Article|01 May 2021|OPEN
The genome of the warm-season turfgrass African bermudagrass (Cynodon transvaalensis)
Fengchao Cui1, Xiaoxia Dai1, Nan Hang1, Xunzhong Zhang2, Xiangfeng Wang3, Kehua Wang1,, Geli Taier1 & Manli Li4
1Department of Turfgrass Science and Engineering, College of Grassland Science and Technology, China Agricultural University, Beijing 100193, China
2School of Plant and Environmental Sciences, Virginia Polytechnic Institute and State University, Blacksburg, VA 24061, USA
3National Maize Improvement Center, College of Agronomy and Biotechnology, China Agricultural University, Beijing 100913, China
4Department of Breeding and Seed Science, College of Grassland Science and Technology, China Agricultural University, Beijing 100193, China

Horticulture Research 8,
Article number: 93 (2021)
doi: 10.1038/hortres.2021.93
Views: 296

Received: 30 Sep 2020
Revised: 02 Feb 2021
Accepted: 06 Feb 2021
Published online: 01 May 2021

Abstract

Cynodon species can be used for multiple purposes and have high economic and ecological significance. However, the genetic basis of the favorable agronomic traits of Cynodon species is poorly understood, partially due to the limited availability of genomic resources. In this study, we report a chromosome-scale genome assembly of a diploid Cynodon species, C. transvaalensis, obtained by combining Illumina and Nanopore sequencing, BioNano, and Hi-C. The assembly contains 282 scaffolds (~423.42 Mb, N50 = 5.37 Mb), which cover ~93.2% of the estimated genome of C. transvaalensis (~454.4 Mb).

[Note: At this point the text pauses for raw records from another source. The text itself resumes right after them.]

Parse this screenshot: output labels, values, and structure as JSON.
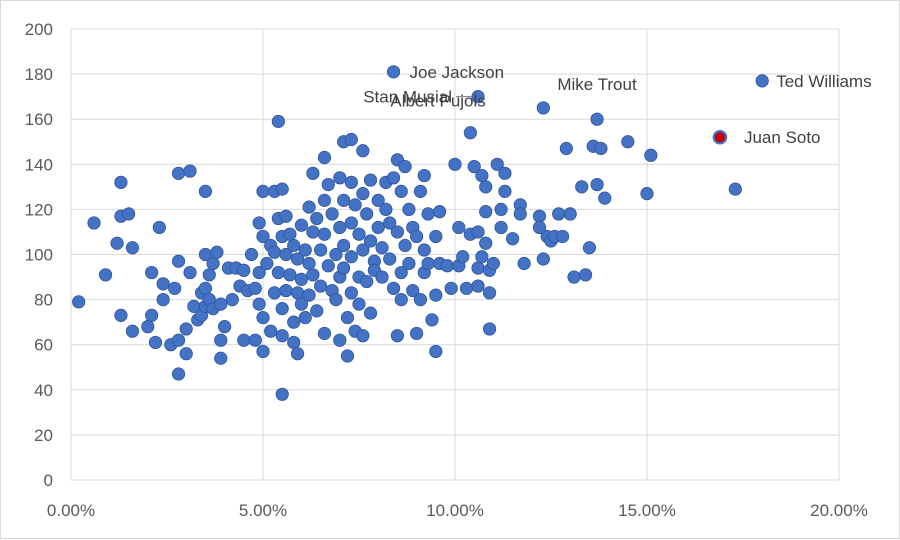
{
  "colors": {
    "point": "#4472c4",
    "point_stroke": "#2f5597",
    "highlight": "#c00000",
    "grid": "#d9d9d9",
    "text": "#595959"
  },
  "chart_data": {
    "type": "scatter",
    "title": "",
    "xlabel": "",
    "ylabel": "",
    "xlim": [
      0,
      0.2
    ],
    "ylim": [
      0,
      200
    ],
    "grid": true,
    "x_ticks": [
      0,
      0.05,
      0.1,
      0.15,
      0.2
    ],
    "x_tick_labels": [
      "0.00%",
      "5.00%",
      "10.00%",
      "15.00%",
      "20.00%"
    ],
    "y_ticks": [
      0,
      20,
      40,
      60,
      80,
      100,
      120,
      140,
      160,
      180,
      200
    ],
    "y_tick_labels": [
      "0",
      "20",
      "40",
      "60",
      "80",
      "100",
      "120",
      "140",
      "160",
      "180",
      "200"
    ],
    "labeled_points": [
      {
        "name": "Joe Jackson",
        "x": 0.084,
        "y": 181
      },
      {
        "name": "Stan Musial",
        "x": 0.106,
        "y": 170
      },
      {
        "name": "Mike Trout",
        "x": 0.123,
        "y": 165
      },
      {
        "name": "Albert Pujols",
        "x": 0.104,
        "y": 154
      },
      {
        "name": "Ted Williams",
        "x": 0.18,
        "y": 177
      },
      {
        "name": "Juan Soto",
        "x": 0.169,
        "y": 152,
        "highlight": true
      }
    ],
    "points": [
      [
        0.002,
        79
      ],
      [
        0.006,
        114
      ],
      [
        0.009,
        91
      ],
      [
        0.012,
        105
      ],
      [
        0.013,
        132
      ],
      [
        0.013,
        117
      ],
      [
        0.013,
        73
      ],
      [
        0.015,
        118
      ],
      [
        0.016,
        103
      ],
      [
        0.016,
        66
      ],
      [
        0.02,
        68
      ],
      [
        0.021,
        92
      ],
      [
        0.021,
        73
      ],
      [
        0.022,
        61
      ],
      [
        0.023,
        112
      ],
      [
        0.024,
        87
      ],
      [
        0.024,
        80
      ],
      [
        0.026,
        60
      ],
      [
        0.027,
        85
      ],
      [
        0.028,
        62
      ],
      [
        0.028,
        47
      ],
      [
        0.028,
        136
      ],
      [
        0.028,
        97
      ],
      [
        0.03,
        67
      ],
      [
        0.03,
        56
      ],
      [
        0.031,
        137
      ],
      [
        0.031,
        92
      ],
      [
        0.032,
        77
      ],
      [
        0.033,
        71
      ],
      [
        0.034,
        73
      ],
      [
        0.034,
        83
      ],
      [
        0.035,
        128
      ],
      [
        0.035,
        100
      ],
      [
        0.035,
        85
      ],
      [
        0.035,
        77
      ],
      [
        0.036,
        91
      ],
      [
        0.036,
        80
      ],
      [
        0.037,
        96
      ],
      [
        0.037,
        76
      ],
      [
        0.038,
        101
      ],
      [
        0.039,
        62
      ],
      [
        0.039,
        54
      ],
      [
        0.039,
        78
      ],
      [
        0.04,
        68
      ],
      [
        0.041,
        94
      ],
      [
        0.042,
        80
      ],
      [
        0.043,
        94
      ],
      [
        0.044,
        86
      ],
      [
        0.045,
        62
      ],
      [
        0.045,
        93
      ],
      [
        0.046,
        84
      ],
      [
        0.047,
        100
      ],
      [
        0.048,
        85
      ],
      [
        0.048,
        62
      ],
      [
        0.049,
        114
      ],
      [
        0.049,
        92
      ],
      [
        0.049,
        78
      ],
      [
        0.05,
        72
      ],
      [
        0.05,
        57
      ],
      [
        0.05,
        108
      ],
      [
        0.05,
        128
      ],
      [
        0.051,
        96
      ],
      [
        0.052,
        104
      ],
      [
        0.052,
        66
      ],
      [
        0.053,
        128
      ],
      [
        0.053,
        101
      ],
      [
        0.053,
        83
      ],
      [
        0.054,
        159
      ],
      [
        0.054,
        116
      ],
      [
        0.054,
        92
      ],
      [
        0.055,
        129
      ],
      [
        0.055,
        108
      ],
      [
        0.055,
        76
      ],
      [
        0.055,
        64
      ],
      [
        0.055,
        38
      ],
      [
        0.056,
        117
      ],
      [
        0.056,
        100
      ],
      [
        0.056,
        84
      ],
      [
        0.057,
        109
      ],
      [
        0.057,
        91
      ],
      [
        0.058,
        104
      ],
      [
        0.058,
        70
      ],
      [
        0.058,
        61
      ],
      [
        0.059,
        98
      ],
      [
        0.059,
        83
      ],
      [
        0.059,
        56
      ],
      [
        0.06,
        113
      ],
      [
        0.06,
        89
      ],
      [
        0.06,
        78
      ],
      [
        0.061,
        102
      ],
      [
        0.061,
        72
      ],
      [
        0.062,
        121
      ],
      [
        0.062,
        96
      ],
      [
        0.062,
        82
      ],
      [
        0.063,
        136
      ],
      [
        0.063,
        110
      ],
      [
        0.063,
        91
      ],
      [
        0.064,
        116
      ],
      [
        0.064,
        75
      ],
      [
        0.065,
        102
      ],
      [
        0.065,
        86
      ],
      [
        0.066,
        143
      ],
      [
        0.066,
        124
      ],
      [
        0.066,
        109
      ],
      [
        0.066,
        65
      ],
      [
        0.067,
        131
      ],
      [
        0.067,
        95
      ],
      [
        0.068,
        118
      ],
      [
        0.068,
        84
      ],
      [
        0.069,
        100
      ],
      [
        0.069,
        80
      ],
      [
        0.07,
        134
      ],
      [
        0.07,
        112
      ],
      [
        0.07,
        90
      ],
      [
        0.07,
        62
      ],
      [
        0.071,
        150
      ],
      [
        0.071,
        124
      ],
      [
        0.071,
        104
      ],
      [
        0.071,
        94
      ],
      [
        0.072,
        72
      ],
      [
        0.072,
        55
      ],
      [
        0.073,
        151
      ],
      [
        0.073,
        132
      ],
      [
        0.073,
        114
      ],
      [
        0.073,
        99
      ],
      [
        0.073,
        83
      ],
      [
        0.074,
        122
      ],
      [
        0.074,
        66
      ],
      [
        0.075,
        109
      ],
      [
        0.075,
        90
      ],
      [
        0.075,
        78
      ],
      [
        0.076,
        146
      ],
      [
        0.076,
        127
      ],
      [
        0.076,
        102
      ],
      [
        0.076,
        64
      ],
      [
        0.077,
        118
      ],
      [
        0.077,
        88
      ],
      [
        0.078,
        133
      ],
      [
        0.078,
        106
      ],
      [
        0.078,
        74
      ],
      [
        0.079,
        97
      ],
      [
        0.079,
        93
      ],
      [
        0.08,
        124
      ],
      [
        0.08,
        112
      ],
      [
        0.081,
        103
      ],
      [
        0.081,
        90
      ],
      [
        0.082,
        132
      ],
      [
        0.082,
        120
      ],
      [
        0.083,
        114
      ],
      [
        0.083,
        98
      ],
      [
        0.084,
        134
      ],
      [
        0.084,
        85
      ],
      [
        0.085,
        142
      ],
      [
        0.085,
        110
      ],
      [
        0.085,
        64
      ],
      [
        0.086,
        128
      ],
      [
        0.086,
        92
      ],
      [
        0.086,
        80
      ],
      [
        0.087,
        139
      ],
      [
        0.087,
        104
      ],
      [
        0.088,
        120
      ],
      [
        0.088,
        96
      ],
      [
        0.089,
        84
      ],
      [
        0.089,
        112
      ],
      [
        0.09,
        108
      ],
      [
        0.09,
        65
      ],
      [
        0.091,
        128
      ],
      [
        0.091,
        80
      ],
      [
        0.092,
        135
      ],
      [
        0.092,
        102
      ],
      [
        0.092,
        92
      ],
      [
        0.093,
        118
      ],
      [
        0.093,
        96
      ],
      [
        0.094,
        71
      ],
      [
        0.095,
        108
      ],
      [
        0.095,
        57
      ],
      [
        0.095,
        82
      ],
      [
        0.096,
        119
      ],
      [
        0.096,
        96
      ],
      [
        0.098,
        95
      ],
      [
        0.099,
        85
      ],
      [
        0.1,
        140
      ],
      [
        0.101,
        95
      ],
      [
        0.101,
        112
      ],
      [
        0.102,
        99
      ],
      [
        0.103,
        85
      ],
      [
        0.104,
        109
      ],
      [
        0.105,
        139
      ],
      [
        0.106,
        110
      ],
      [
        0.106,
        86
      ],
      [
        0.106,
        94
      ],
      [
        0.107,
        99
      ],
      [
        0.107,
        135
      ],
      [
        0.108,
        130
      ],
      [
        0.108,
        119
      ],
      [
        0.108,
        105
      ],
      [
        0.109,
        83
      ],
      [
        0.109,
        67
      ],
      [
        0.109,
        93
      ],
      [
        0.11,
        96
      ],
      [
        0.111,
        140
      ],
      [
        0.112,
        120
      ],
      [
        0.112,
        112
      ],
      [
        0.113,
        128
      ],
      [
        0.113,
        136
      ],
      [
        0.115,
        107
      ],
      [
        0.117,
        122
      ],
      [
        0.117,
        118
      ],
      [
        0.118,
        96
      ],
      [
        0.122,
        117
      ],
      [
        0.122,
        112
      ],
      [
        0.123,
        98
      ],
      [
        0.124,
        108
      ],
      [
        0.125,
        106
      ],
      [
        0.126,
        108
      ],
      [
        0.127,
        118
      ],
      [
        0.128,
        108
      ],
      [
        0.129,
        147
      ],
      [
        0.13,
        118
      ],
      [
        0.131,
        90
      ],
      [
        0.133,
        130
      ],
      [
        0.134,
        91
      ],
      [
        0.135,
        103
      ],
      [
        0.136,
        148
      ],
      [
        0.137,
        160
      ],
      [
        0.137,
        131
      ],
      [
        0.138,
        147
      ],
      [
        0.139,
        125
      ],
      [
        0.145,
        150
      ],
      [
        0.15,
        127
      ],
      [
        0.151,
        144
      ],
      [
        0.173,
        129
      ]
    ]
  }
}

Furthermore, 90.48% of the scaffolds (~383.08 Mb) were anchored to nine pseudomolecules, of which the largest was 60.78 Mb in length. Evolutionary analysis along with transcriptome comparison provided a preliminary genomic basis for the adaptation of this species to tropical and/or subtropical climates, typically with dry summers. The genomic resources generated in this study will not only facilitate evolutionary studies of the Chloridoideae subfamily, in particular, the Cynodonteae tribe, but also facilitate functional genomic research and genetic breeding in Cynodon species for new leading turfgrass cultivars in the future.